De acordo com o pesquisador Maamar El-Robrini, diretor da Faculdade de Oceanografia da Universidade Federal do Pará (UFPA), e que estuda a Zona Costeira Amazônica, os ecossistemas das áreas de deltas de rios são vulneráveis. Segundo o cientista, isso ocorre por conta do grande acúmulo de sedimentos, mas principalmente pela ação humana sobre sedimentos considerados geologicamente jovens.
“As orlas costeiras apresentam uma dinâmica muito peculiar, devido à interação de processos hidrológicos, oceanográficos (marés), atmosféricos e eventos extremos. O canal norte do estuário do rio do Amazonas é dominado por escoamento alto, associado às fortes marés, além de outros processos que podem produzir efeitos erosivos, em algum momento do ano mais forte, e em outro mais brando”, descreveu o pesquisador.
Os dados mais recentes da UFPA indicam que a descarga hídrica máxima do Rio Amazonas gira em torno de 230.000 metros cúbicos por segundo no mês de maio – o que, junto com as marés altas provocadas pela influência da lua, geram as maiores erosões na região.
Um outro problema na região é o assoreamento dos pequenos rios e a salinização na foz do Rio Amazonas, provocado, segundo moradores, a partir da construção de barragens no Rio Araguari, que teve a foz alterada de local.
O agricultor José Cordeiro, de 52 anos, mora da comunidade de Arraol, no Arquipélago do Bailique, e descreveu que as embarcações de pescadores sofrem dificuldades para navegar por conta dos assoreamentos.

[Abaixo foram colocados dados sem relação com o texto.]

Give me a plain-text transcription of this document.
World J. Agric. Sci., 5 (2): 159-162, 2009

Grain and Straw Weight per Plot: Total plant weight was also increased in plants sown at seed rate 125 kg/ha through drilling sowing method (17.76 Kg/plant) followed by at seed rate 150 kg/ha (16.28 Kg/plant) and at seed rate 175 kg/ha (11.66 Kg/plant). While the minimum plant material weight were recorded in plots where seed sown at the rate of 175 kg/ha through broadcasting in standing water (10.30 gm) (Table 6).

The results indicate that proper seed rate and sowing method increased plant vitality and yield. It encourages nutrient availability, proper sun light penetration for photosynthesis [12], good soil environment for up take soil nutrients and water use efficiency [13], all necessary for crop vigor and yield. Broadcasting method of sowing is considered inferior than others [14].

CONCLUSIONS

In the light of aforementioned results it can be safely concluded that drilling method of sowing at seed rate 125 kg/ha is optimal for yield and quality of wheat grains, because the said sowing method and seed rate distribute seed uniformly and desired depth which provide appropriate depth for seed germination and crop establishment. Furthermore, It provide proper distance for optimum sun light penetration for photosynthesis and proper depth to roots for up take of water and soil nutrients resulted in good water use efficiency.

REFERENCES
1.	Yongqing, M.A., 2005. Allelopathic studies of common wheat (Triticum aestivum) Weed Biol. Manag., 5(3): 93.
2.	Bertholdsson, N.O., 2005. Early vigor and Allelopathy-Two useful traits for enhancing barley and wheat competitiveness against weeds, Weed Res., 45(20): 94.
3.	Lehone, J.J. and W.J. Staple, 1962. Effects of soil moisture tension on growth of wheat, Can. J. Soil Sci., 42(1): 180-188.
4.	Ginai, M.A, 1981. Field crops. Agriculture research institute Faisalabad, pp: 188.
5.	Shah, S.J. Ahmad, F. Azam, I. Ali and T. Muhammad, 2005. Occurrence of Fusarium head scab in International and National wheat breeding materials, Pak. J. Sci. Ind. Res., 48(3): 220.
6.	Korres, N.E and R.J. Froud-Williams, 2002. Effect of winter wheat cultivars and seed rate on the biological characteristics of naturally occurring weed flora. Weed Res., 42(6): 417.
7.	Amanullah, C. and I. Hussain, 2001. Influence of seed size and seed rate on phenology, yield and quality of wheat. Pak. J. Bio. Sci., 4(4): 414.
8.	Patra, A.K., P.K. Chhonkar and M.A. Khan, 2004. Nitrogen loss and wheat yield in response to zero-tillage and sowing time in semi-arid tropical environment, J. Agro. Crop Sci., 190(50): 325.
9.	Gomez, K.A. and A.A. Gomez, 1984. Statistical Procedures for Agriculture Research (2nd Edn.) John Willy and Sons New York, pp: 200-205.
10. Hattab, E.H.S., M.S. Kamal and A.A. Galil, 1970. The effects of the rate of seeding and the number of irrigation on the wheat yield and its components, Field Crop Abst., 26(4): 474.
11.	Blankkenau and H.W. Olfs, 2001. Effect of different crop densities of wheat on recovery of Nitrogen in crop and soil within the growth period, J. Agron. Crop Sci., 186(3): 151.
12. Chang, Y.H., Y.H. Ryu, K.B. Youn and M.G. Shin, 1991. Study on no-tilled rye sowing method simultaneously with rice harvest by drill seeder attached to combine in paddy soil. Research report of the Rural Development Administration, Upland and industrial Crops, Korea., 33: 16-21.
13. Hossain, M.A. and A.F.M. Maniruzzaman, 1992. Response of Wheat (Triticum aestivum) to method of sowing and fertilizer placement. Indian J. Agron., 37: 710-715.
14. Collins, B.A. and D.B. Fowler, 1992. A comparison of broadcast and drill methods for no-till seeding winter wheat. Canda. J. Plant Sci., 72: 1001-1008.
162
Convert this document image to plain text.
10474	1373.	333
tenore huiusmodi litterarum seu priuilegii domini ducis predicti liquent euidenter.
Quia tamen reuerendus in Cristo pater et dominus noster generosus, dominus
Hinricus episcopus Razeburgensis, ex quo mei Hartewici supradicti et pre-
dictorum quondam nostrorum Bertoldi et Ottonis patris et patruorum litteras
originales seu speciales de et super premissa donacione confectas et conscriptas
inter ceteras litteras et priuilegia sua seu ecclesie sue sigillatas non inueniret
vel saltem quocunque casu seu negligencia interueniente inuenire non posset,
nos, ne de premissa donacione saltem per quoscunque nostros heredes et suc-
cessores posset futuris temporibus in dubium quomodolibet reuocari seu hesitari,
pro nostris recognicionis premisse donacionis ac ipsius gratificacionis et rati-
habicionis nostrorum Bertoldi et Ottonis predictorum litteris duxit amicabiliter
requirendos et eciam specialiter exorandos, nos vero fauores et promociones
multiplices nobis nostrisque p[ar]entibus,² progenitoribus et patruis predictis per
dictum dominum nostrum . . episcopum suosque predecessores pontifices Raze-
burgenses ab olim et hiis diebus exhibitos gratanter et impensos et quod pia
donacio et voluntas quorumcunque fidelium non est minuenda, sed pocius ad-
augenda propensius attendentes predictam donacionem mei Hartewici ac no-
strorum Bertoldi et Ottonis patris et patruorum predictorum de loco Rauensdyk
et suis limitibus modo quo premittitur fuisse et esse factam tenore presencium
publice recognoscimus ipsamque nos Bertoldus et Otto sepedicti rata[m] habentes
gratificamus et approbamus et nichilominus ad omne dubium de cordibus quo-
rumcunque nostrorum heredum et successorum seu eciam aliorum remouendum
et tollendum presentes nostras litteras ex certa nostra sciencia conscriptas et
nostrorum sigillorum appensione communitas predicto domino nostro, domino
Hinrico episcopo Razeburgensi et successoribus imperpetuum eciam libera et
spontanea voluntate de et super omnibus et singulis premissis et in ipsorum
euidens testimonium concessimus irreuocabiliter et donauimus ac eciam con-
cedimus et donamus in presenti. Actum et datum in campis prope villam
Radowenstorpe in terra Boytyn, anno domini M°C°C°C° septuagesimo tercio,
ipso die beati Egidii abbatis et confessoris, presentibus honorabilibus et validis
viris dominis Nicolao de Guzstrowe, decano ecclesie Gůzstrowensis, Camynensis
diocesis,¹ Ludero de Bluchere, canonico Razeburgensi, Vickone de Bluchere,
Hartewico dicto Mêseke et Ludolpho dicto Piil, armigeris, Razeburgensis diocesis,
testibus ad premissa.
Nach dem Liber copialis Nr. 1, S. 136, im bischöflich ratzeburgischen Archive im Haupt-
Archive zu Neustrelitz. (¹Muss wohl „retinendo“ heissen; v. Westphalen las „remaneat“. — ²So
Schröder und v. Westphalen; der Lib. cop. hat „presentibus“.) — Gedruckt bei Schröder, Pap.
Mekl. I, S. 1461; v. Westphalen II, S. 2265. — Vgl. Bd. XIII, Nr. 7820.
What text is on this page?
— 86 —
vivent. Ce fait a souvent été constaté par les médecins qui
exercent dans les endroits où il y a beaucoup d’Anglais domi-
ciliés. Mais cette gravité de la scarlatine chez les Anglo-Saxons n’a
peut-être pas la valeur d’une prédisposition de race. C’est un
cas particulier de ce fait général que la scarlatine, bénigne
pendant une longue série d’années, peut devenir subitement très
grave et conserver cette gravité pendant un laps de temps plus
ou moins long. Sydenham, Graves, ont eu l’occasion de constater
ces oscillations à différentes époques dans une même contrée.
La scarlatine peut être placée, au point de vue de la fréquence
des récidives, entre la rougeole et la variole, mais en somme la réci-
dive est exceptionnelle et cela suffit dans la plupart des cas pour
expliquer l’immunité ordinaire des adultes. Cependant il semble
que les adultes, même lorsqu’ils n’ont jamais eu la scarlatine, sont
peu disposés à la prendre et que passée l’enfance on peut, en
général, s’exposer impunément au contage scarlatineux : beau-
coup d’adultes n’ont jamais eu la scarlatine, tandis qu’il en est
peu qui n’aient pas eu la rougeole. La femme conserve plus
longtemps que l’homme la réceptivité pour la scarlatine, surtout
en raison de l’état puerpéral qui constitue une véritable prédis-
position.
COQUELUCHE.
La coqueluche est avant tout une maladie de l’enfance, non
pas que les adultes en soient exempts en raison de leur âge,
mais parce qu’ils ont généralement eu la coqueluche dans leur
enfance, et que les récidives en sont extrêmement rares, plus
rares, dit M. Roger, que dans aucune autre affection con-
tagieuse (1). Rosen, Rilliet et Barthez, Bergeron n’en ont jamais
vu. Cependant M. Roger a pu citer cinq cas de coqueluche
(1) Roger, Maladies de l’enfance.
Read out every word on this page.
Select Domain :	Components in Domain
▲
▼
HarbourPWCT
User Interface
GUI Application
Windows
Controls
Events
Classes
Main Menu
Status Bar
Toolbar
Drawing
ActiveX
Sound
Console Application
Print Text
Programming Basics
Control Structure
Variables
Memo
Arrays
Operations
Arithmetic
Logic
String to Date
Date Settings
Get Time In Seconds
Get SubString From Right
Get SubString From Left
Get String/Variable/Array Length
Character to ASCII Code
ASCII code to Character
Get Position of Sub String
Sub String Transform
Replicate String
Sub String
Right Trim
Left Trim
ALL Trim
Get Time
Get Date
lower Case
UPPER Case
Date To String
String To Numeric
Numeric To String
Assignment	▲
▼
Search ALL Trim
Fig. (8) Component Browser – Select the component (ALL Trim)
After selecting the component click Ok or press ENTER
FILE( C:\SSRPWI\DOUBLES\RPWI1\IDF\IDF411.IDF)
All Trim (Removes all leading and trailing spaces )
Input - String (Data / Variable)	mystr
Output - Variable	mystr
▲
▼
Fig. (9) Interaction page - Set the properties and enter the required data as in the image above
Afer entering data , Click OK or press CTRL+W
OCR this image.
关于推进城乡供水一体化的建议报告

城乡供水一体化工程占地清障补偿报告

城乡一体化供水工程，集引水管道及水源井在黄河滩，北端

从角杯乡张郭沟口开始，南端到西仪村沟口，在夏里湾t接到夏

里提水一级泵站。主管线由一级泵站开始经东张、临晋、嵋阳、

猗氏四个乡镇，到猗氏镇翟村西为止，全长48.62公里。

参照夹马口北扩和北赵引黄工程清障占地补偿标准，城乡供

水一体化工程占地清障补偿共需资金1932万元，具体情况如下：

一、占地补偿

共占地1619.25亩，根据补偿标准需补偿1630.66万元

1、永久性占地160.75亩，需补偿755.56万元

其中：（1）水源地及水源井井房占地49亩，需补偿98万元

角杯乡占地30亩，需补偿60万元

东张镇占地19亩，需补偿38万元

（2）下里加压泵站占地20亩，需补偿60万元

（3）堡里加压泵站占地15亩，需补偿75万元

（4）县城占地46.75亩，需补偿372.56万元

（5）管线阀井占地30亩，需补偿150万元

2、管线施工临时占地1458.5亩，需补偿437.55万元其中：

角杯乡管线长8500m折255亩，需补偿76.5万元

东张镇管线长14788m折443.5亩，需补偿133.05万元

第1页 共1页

A pesca é um dos principais meios de subsistência dos habitantes do conjunto de ilhas.
“O assoreamento é muito grande aqui, principalmente nas comunidades aqui da região norte do Bailique. Elas estão praticamente isoladas e sem acesso por embarcações. Os canais estão secando e as praias estão crescendo muito e a gente tá numa situação bem difícil mesmo”, descreveu o morador.
A comunidade do Arraiol é uma das maiores produtoras de açaí e mel na região. De acordo com um estudo do Instituto de Pesquisas Científicas e Tecnológicas do Amapá (Iepa), o fenômeno atinge a área que compreende a costa do município de Vitória do Jari, no extremo sul do Amapá, até o Bailique, zona rural de Macapá.
O pesquisador Maamar El-Robrini informou que a salinização da água pode contribuir com o avanço mais rápido do processo de erosão na região.
“O que está sendo observado ainda próximo a foz, é uma anomalia de salinidade da água, que varia com o tempo, podendo contribuir com a erosão e a salinização dos lenções freáticos. Diante de todo este cenário, temos as comunidades e infraestruturas instaladas em áreas topograficamente muito baixas, que se tornam altamente vulneráveis. Recentemente, um estudo reconhece que 65 % do litoral brasileiro está em processo erosivo”, acrescentou o cientista.
As pesquisas mais recentes no trecho próximo à foz do canal Norte apontam erosão com taxa estimada de mais de 90%. Para El-Robrini é fundamental compreender os riscos potenciais, considerando os efeitos das mudanças morfológicas, nas infraestruturas municipais e outros serviços e/ou bens existentes.